Маша яростно засопела. Не глядя на нее, мама скинула сапоги и направилась в ванную комнату мыть руки. Маша ринулась наперерез, как камикадзе в лобовую атаку.
– Знаешь что, мама! Если ты не разрешишь мне ходить на коньки, я вообще никогда не буду делать уроки! И стану учиться на одни двойки!
– Ты меня не шантажируй! – прикрикнула мама. – Мала еще, чтобы другими командовать!
С непроницаемым, как танковая броня, лицом, которое ясней всяких слов показывало, что вопрос исчерпан, она прошла на кухню. И совсем другим тоном заговорила:
– Я тебе шоколадное молоко купила, твое любимое. Пельмени будешь со сметаной или как?
– Никак! – Маша отвернулась. – Не нужно мне шоколадного молока!
– Да пожалуйста, – фыркнула мама. – Хочешь голодать – твое дело.
Изо всех сил топая ногами и тем выражая крайнюю степень протеста, Маша ушла в свою комнату. Захлопнула дверь и уселась на кровати.
Воздух за окном посинел. Во дворе зажглись фонари. Мама гремела посудой на кухне, клацала компьютерными клавишами в своей комнате, долго разговаривала по телефону. Наконец заглянула к Маше.
– Почему в потемках сидишь?
Ответом послужила гробовая тишина.
– Ты что, и уроки не сделала?!
Молчание.
– Даже не обедала, хотя бы йогурт съешь!
Молчание.
Мама щелкнула выключателем, посмотрела на Машино отчаянное лицо. И устало опустилась на стул возле двери.

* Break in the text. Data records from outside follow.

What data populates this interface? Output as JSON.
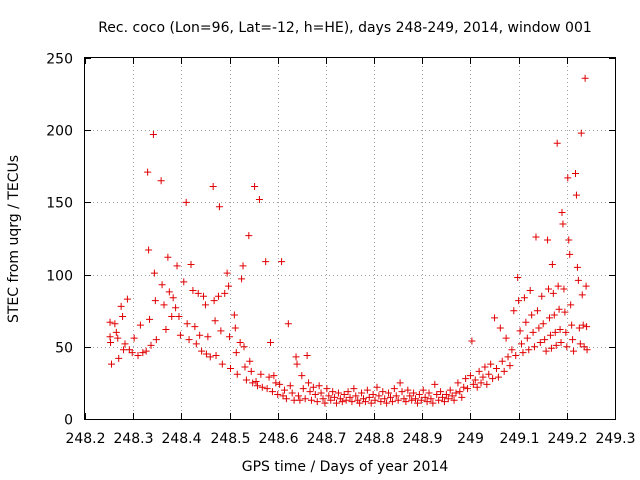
{
  "chart_data": {
    "type": "scatter",
    "title": "Rec. coco (Lon=96, Lat=-12, h=HE), days 248-249, 2014, window 001",
    "xlabel": "GPS time / Days of year 2014",
    "ylabel": "STEC from uqrg / TECUs",
    "xlim": [
      248.2,
      249.3
    ],
    "ylim": [
      0,
      250
    ],
    "xticks": [
      "248.2",
      "248.3",
      "248.4",
      "248.5",
      "248.6",
      "248.7",
      "248.8",
      "248.9",
      "249",
      "249.1",
      "249.2",
      "249.3"
    ],
    "yticks": [
      "0",
      "50",
      "100",
      "150",
      "200",
      "250"
    ],
    "grid": true,
    "marker": "+",
    "colors": {
      "points": "#e00000",
      "axes": "#000000",
      "grid": "#a0a0a0"
    },
    "points": [
      [
        248.252,
        67
      ],
      [
        248.252,
        57
      ],
      [
        248.253,
        53
      ],
      [
        248.255,
        38
      ],
      [
        248.262,
        66
      ],
      [
        248.265,
        60
      ],
      [
        248.268,
        56
      ],
      [
        248.27,
        42
      ],
      [
        248.275,
        78
      ],
      [
        248.278,
        71
      ],
      [
        248.28,
        48
      ],
      [
        248.283,
        52
      ],
      [
        248.288,
        83
      ],
      [
        248.292,
        48
      ],
      [
        248.298,
        46
      ],
      [
        248.302,
        56
      ],
      [
        248.31,
        44
      ],
      [
        248.315,
        65
      ],
      [
        248.32,
        46
      ],
      [
        248.327,
        47
      ],
      [
        248.33,
        171
      ],
      [
        248.332,
        117
      ],
      [
        248.334,
        69
      ],
      [
        248.337,
        51
      ],
      [
        248.342,
        197
      ],
      [
        248.344,
        101
      ],
      [
        248.346,
        82
      ],
      [
        248.348,
        55
      ],
      [
        248.358,
        165
      ],
      [
        248.36,
        93
      ],
      [
        248.364,
        79
      ],
      [
        248.368,
        62
      ],
      [
        248.372,
        112
      ],
      [
        248.375,
        88
      ],
      [
        248.38,
        71
      ],
      [
        248.383,
        84
      ],
      [
        248.388,
        77
      ],
      [
        248.391,
        106
      ],
      [
        248.395,
        71
      ],
      [
        248.398,
        58
      ],
      [
        248.405,
        95
      ],
      [
        248.41,
        150
      ],
      [
        248.412,
        66
      ],
      [
        248.416,
        55
      ],
      [
        248.42,
        107
      ],
      [
        248.424,
        89
      ],
      [
        248.428,
        64
      ],
      [
        248.431,
        52
      ],
      [
        248.435,
        87
      ],
      [
        248.438,
        58
      ],
      [
        248.442,
        47
      ],
      [
        248.446,
        85
      ],
      [
        248.45,
        79
      ],
      [
        248.452,
        45
      ],
      [
        248.455,
        57
      ],
      [
        248.46,
        43
      ],
      [
        248.466,
        161
      ],
      [
        248.468,
        82
      ],
      [
        248.47,
        68
      ],
      [
        248.472,
        44
      ],
      [
        248.477,
        85
      ],
      [
        248.479,
        147
      ],
      [
        248.482,
        61
      ],
      [
        248.485,
        38
      ],
      [
        248.49,
        87
      ],
      [
        248.495,
        101
      ],
      [
        248.498,
        92
      ],
      [
        248.5,
        57
      ],
      [
        248.502,
        35
      ],
      [
        248.51,
        72
      ],
      [
        248.512,
        63
      ],
      [
        248.514,
        46
      ],
      [
        248.516,
        31
      ],
      [
        248.522,
        53
      ],
      [
        248.525,
        97
      ],
      [
        248.528,
        106
      ],
      [
        248.53,
        50
      ],
      [
        248.532,
        36
      ],
      [
        248.535,
        27
      ],
      [
        248.54,
        127
      ],
      [
        248.542,
        40
      ],
      [
        248.545,
        33
      ],
      [
        248.548,
        25
      ],
      [
        248.552,
        161
      ],
      [
        248.555,
        26
      ],
      [
        248.558,
        23
      ],
      [
        248.562,
        152
      ],
      [
        248.565,
        31
      ],
      [
        248.568,
        22
      ],
      [
        248.575,
        109
      ],
      [
        248.578,
        21
      ],
      [
        248.582,
        29
      ],
      [
        248.585,
        53
      ],
      [
        248.589,
        19
      ],
      [
        248.592,
        30
      ],
      [
        248.596,
        25
      ],
      [
        248.6,
        17
      ],
      [
        248.604,
        24
      ],
      [
        248.608,
        109
      ],
      [
        248.611,
        16
      ],
      [
        248.614,
        20
      ],
      [
        248.618,
        14
      ],
      [
        248.622,
        66
      ],
      [
        248.626,
        23
      ],
      [
        248.63,
        18
      ],
      [
        248.634,
        13
      ],
      [
        248.638,
        43
      ],
      [
        248.64,
        38
      ],
      [
        248.643,
        16
      ],
      [
        248.646,
        13
      ],
      [
        248.65,
        30
      ],
      [
        248.653,
        21
      ],
      [
        248.657,
        14
      ],
      [
        248.661,
        44
      ],
      [
        248.664,
        25
      ],
      [
        248.667,
        19
      ],
      [
        248.67,
        13
      ],
      [
        248.674,
        22
      ],
      [
        248.678,
        17
      ],
      [
        248.682,
        12
      ],
      [
        248.686,
        23
      ],
      [
        248.69,
        18
      ],
      [
        248.694,
        14
      ],
      [
        248.698,
        11
      ],
      [
        248.702,
        21
      ],
      [
        248.706,
        16
      ],
      [
        248.71,
        13
      ],
      [
        248.714,
        19
      ],
      [
        248.718,
        15
      ],
      [
        248.722,
        11
      ],
      [
        248.726,
        18
      ],
      [
        248.73,
        14
      ],
      [
        248.734,
        12
      ],
      [
        248.738,
        17
      ],
      [
        248.742,
        13
      ],
      [
        248.746,
        19
      ],
      [
        248.75,
        15
      ],
      [
        248.754,
        12
      ],
      [
        248.758,
        21
      ],
      [
        248.762,
        16
      ],
      [
        248.766,
        13
      ],
      [
        248.77,
        11
      ],
      [
        248.774,
        18
      ],
      [
        248.778,
        14
      ],
      [
        248.782,
        12
      ],
      [
        248.786,
        20
      ],
      [
        248.79,
        15
      ],
      [
        248.794,
        11
      ],
      [
        248.798,
        17
      ],
      [
        248.802,
        13
      ],
      [
        248.806,
        22
      ],
      [
        248.81,
        16
      ],
      [
        248.814,
        12
      ],
      [
        248.818,
        19
      ],
      [
        248.822,
        14
      ],
      [
        248.826,
        11
      ],
      [
        248.83,
        18
      ],
      [
        248.834,
        15
      ],
      [
        248.838,
        12
      ],
      [
        248.842,
        21
      ],
      [
        248.846,
        16
      ],
      [
        248.85,
        13
      ],
      [
        248.854,
        25
      ],
      [
        248.858,
        19
      ],
      [
        248.862,
        14
      ],
      [
        248.866,
        12
      ],
      [
        248.87,
        20
      ],
      [
        248.874,
        16
      ],
      [
        248.878,
        13
      ],
      [
        248.882,
        18
      ],
      [
        248.886,
        14
      ],
      [
        248.89,
        11
      ],
      [
        248.894,
        17
      ],
      [
        248.898,
        13
      ],
      [
        248.902,
        20
      ],
      [
        248.906,
        15
      ],
      [
        248.91,
        12
      ],
      [
        248.914,
        18
      ],
      [
        248.918,
        14
      ],
      [
        248.922,
        11
      ],
      [
        248.926,
        24
      ],
      [
        248.93,
        17
      ],
      [
        248.934,
        13
      ],
      [
        248.938,
        19
      ],
      [
        248.942,
        15
      ],
      [
        248.946,
        12
      ],
      [
        248.95,
        17
      ],
      [
        248.954,
        14
      ],
      [
        248.958,
        20
      ],
      [
        248.962,
        16
      ],
      [
        248.966,
        13
      ],
      [
        248.97,
        18
      ],
      [
        248.974,
        25
      ],
      [
        248.978,
        19
      ],
      [
        248.982,
        15
      ],
      [
        248.986,
        22
      ],
      [
        248.99,
        28
      ],
      [
        248.994,
        21
      ],
      [
        249.0,
        30
      ],
      [
        249.003,
        54
      ],
      [
        249.006,
        24
      ],
      [
        249.01,
        27
      ],
      [
        249.014,
        22
      ],
      [
        249.018,
        33
      ],
      [
        249.022,
        25
      ],
      [
        249.026,
        29
      ],
      [
        249.03,
        36
      ],
      [
        249.034,
        24
      ],
      [
        249.038,
        31
      ],
      [
        249.042,
        38
      ],
      [
        249.046,
        28
      ],
      [
        249.05,
        70
      ],
      [
        249.054,
        35
      ],
      [
        249.058,
        29
      ],
      [
        249.062,
        63
      ],
      [
        249.066,
        40
      ],
      [
        249.07,
        33
      ],
      [
        249.074,
        56
      ],
      [
        249.078,
        43
      ],
      [
        249.082,
        37
      ],
      [
        249.086,
        48
      ],
      [
        249.09,
        75
      ],
      [
        249.094,
        44
      ],
      [
        249.098,
        98
      ],
      [
        249.1,
        82
      ],
      [
        249.103,
        61
      ],
      [
        249.106,
        52
      ],
      [
        249.109,
        46
      ],
      [
        249.112,
        84
      ],
      [
        249.115,
        67
      ],
      [
        249.118,
        56
      ],
      [
        249.121,
        48
      ],
      [
        249.124,
        89
      ],
      [
        249.127,
        72
      ],
      [
        249.13,
        60
      ],
      [
        249.133,
        50
      ],
      [
        249.136,
        126
      ],
      [
        249.139,
        75
      ],
      [
        249.142,
        63
      ],
      [
        249.145,
        53
      ],
      [
        249.148,
        85
      ],
      [
        249.151,
        66
      ],
      [
        249.154,
        55
      ],
      [
        249.157,
        47
      ],
      [
        249.16,
        124
      ],
      [
        249.162,
        90
      ],
      [
        249.164,
        70
      ],
      [
        249.166,
        58
      ],
      [
        249.168,
        49
      ],
      [
        249.17,
        107
      ],
      [
        249.172,
        87
      ],
      [
        249.174,
        72
      ],
      [
        249.176,
        60
      ],
      [
        249.178,
        51
      ],
      [
        249.18,
        191
      ],
      [
        249.182,
        92
      ],
      [
        249.184,
        76
      ],
      [
        249.186,
        62
      ],
      [
        249.188,
        53
      ],
      [
        249.19,
        143
      ],
      [
        249.192,
        135
      ],
      [
        249.194,
        90
      ],
      [
        249.196,
        74
      ],
      [
        249.198,
        60
      ],
      [
        249.2,
        50
      ],
      [
        249.202,
        167
      ],
      [
        249.204,
        124
      ],
      [
        249.206,
        114
      ],
      [
        249.208,
        79
      ],
      [
        249.21,
        65
      ],
      [
        249.212,
        55
      ],
      [
        249.214,
        47
      ],
      [
        249.218,
        170
      ],
      [
        249.22,
        155
      ],
      [
        249.222,
        105
      ],
      [
        249.224,
        96
      ],
      [
        249.226,
        63
      ],
      [
        249.228,
        52
      ],
      [
        249.23,
        198
      ],
      [
        249.232,
        86
      ],
      [
        249.234,
        65
      ],
      [
        249.236,
        50
      ],
      [
        249.238,
        236
      ],
      [
        249.24,
        92
      ],
      [
        249.241,
        64
      ],
      [
        249.242,
        48
      ]
    ]
  }
}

– Сумасшедшая. Сил моих больше нет. Ходи на свой каток. С условием: если начнешь хуже учиться, коньки сразу отменяются. Договорились?..Два дня спустя Маша целеустремленно семенила по утопавшей в сугробах тропинке к крытому катку спортивной школы, а в рюкзачке за спиной подпрыгивали новые раздвижные коньки, которых должно было хватить минимум на три года.